Slowly the light of intelligence dawned in Waddles' eyes. He began to laugh inwardly, quivering like a mould of jelly, but the joke was too big to remain inside him. It burst forth, first in chuckles, then in subdued guffaws, and finally in whoops and yells, and as he whooped he slapped his fat knees and wallowed in his chair.

"Why," he panted, "I saw it all the time—of course I did! It was just your fool way of putting it! The hair of the dog—oh, say, that's rich! Make a note of that Latin thing, Bish. I want to spring it on the Reverend Father Murphy!"

"Certainly—but where are you off to in such a hurry?"

"Me?" said Waddles. "I'm going to do something I've never done before. I'm going to raise a man's handicap from twelve to eighteen!"

He went away, still laughing, and I looked over toward the eighteenth green. Pete Miller was preparing to putt, Sam Totten and Jumbo were standing side by side, and in the background was Henry Peacock, his hands in his pockets, his cap tilted down over his eyes and his lower lip entirely out of control. His caddie was already on the way to the shed with the bag of clubs.

"From twelve handicap to eighteen," said I. "That's more or less of an insult. Think he'll stand for it?"

"He'll stand for anything right now," said the Bish. "Look at him! He's picked up his ball—on the drink hole too. Give him the once over—'mighty somnambulist of a vanished dream!'"

II

As far back as my earliest acquaintance with the royal and ancient game, the Old Guard was an institution of the Yavapai Golf and Country Club—a foursome cemented by years and usage, an association recognised as permanent, a club within the club—four eighteen-handicap men, bound by the ties of habit and hopeless mediocrity. The young golfer improves his game and changes his company, graduating from Class B into Class A; the middle-aged golfer is past improvement, so he learns his limitations, hunts his level and stays there. Peter Miller, Frank Woodson, Henry Peacock and Sam Totten were fixtures in the Grand Amalgamated Order of Dubs, and year in and year out their cards would have averaged something like ninety-seven. They were oftener over the century mark than below it.

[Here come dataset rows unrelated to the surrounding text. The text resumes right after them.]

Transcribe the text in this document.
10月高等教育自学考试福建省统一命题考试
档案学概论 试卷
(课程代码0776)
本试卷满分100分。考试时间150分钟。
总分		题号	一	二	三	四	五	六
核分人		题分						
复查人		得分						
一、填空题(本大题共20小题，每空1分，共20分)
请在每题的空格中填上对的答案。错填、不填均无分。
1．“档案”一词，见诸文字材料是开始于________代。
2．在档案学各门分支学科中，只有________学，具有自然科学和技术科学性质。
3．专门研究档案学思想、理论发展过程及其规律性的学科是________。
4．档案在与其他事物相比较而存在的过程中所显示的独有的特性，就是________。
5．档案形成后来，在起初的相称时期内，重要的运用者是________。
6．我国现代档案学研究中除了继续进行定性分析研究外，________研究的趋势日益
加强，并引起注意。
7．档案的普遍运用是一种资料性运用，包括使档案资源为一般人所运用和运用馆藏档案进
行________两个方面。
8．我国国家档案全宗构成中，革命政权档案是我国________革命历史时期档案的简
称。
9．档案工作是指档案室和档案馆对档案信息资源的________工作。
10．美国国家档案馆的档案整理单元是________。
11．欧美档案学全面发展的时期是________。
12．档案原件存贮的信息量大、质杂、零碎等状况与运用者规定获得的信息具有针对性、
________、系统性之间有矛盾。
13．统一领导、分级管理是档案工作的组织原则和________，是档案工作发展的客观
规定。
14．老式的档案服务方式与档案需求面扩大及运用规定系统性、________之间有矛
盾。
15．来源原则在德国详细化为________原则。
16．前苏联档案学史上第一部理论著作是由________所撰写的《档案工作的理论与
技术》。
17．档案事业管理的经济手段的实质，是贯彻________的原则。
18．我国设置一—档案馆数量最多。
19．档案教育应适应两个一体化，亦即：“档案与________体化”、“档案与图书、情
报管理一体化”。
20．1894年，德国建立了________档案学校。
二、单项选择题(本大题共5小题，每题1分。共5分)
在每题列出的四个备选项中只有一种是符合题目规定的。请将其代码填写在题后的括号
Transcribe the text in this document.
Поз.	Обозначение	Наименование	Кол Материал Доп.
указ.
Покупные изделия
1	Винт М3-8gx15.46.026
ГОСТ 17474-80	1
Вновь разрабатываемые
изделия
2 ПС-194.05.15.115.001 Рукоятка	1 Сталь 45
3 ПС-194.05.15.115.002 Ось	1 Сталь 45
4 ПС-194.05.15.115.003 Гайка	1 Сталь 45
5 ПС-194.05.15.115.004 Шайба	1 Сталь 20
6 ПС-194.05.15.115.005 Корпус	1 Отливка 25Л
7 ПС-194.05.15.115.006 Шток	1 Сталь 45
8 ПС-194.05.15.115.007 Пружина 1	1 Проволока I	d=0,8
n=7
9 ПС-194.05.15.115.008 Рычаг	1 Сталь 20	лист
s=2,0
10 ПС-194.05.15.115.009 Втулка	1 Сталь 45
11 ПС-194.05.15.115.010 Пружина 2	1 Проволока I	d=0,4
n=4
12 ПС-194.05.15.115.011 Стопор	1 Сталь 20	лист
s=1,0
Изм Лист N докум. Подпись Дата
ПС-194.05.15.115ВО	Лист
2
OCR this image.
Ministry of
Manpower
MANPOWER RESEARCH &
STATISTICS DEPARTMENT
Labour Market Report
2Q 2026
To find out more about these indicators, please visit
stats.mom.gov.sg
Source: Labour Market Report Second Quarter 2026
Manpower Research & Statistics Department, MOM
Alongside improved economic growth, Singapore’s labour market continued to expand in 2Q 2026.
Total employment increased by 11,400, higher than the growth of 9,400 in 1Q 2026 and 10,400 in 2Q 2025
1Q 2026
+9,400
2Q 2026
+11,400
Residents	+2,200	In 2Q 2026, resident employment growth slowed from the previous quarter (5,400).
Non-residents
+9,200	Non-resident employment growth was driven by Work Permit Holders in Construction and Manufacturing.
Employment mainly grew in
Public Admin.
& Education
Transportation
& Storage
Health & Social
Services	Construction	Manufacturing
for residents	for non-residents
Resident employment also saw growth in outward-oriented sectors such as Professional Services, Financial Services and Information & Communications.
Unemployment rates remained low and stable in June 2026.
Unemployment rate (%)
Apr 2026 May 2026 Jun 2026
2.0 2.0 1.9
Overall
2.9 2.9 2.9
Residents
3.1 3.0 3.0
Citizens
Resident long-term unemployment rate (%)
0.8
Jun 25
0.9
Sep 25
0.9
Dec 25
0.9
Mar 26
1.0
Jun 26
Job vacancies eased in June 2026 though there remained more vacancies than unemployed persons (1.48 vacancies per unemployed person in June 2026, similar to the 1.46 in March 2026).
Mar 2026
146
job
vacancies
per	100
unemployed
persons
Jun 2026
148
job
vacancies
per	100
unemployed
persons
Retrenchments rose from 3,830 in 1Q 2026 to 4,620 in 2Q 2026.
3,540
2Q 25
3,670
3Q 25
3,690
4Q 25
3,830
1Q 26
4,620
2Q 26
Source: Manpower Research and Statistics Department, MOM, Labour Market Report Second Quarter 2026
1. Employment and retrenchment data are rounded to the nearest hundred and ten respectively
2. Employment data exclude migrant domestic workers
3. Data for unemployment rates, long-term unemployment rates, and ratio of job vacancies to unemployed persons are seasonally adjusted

Every golf club has a few permanent foursomes, but most of them are held together by common interests outside the course. For instance, we have a bankers' foursome, an insurance foursome and a wholesale-grocery foursome, and the players talk shop between holes. We even have a foursome founded on the ownership of an automobile, a jitney alliance, as Sam Totten calls it; but the Old Guard cannot be explained on any such basis, nor was it a case of like seeking like.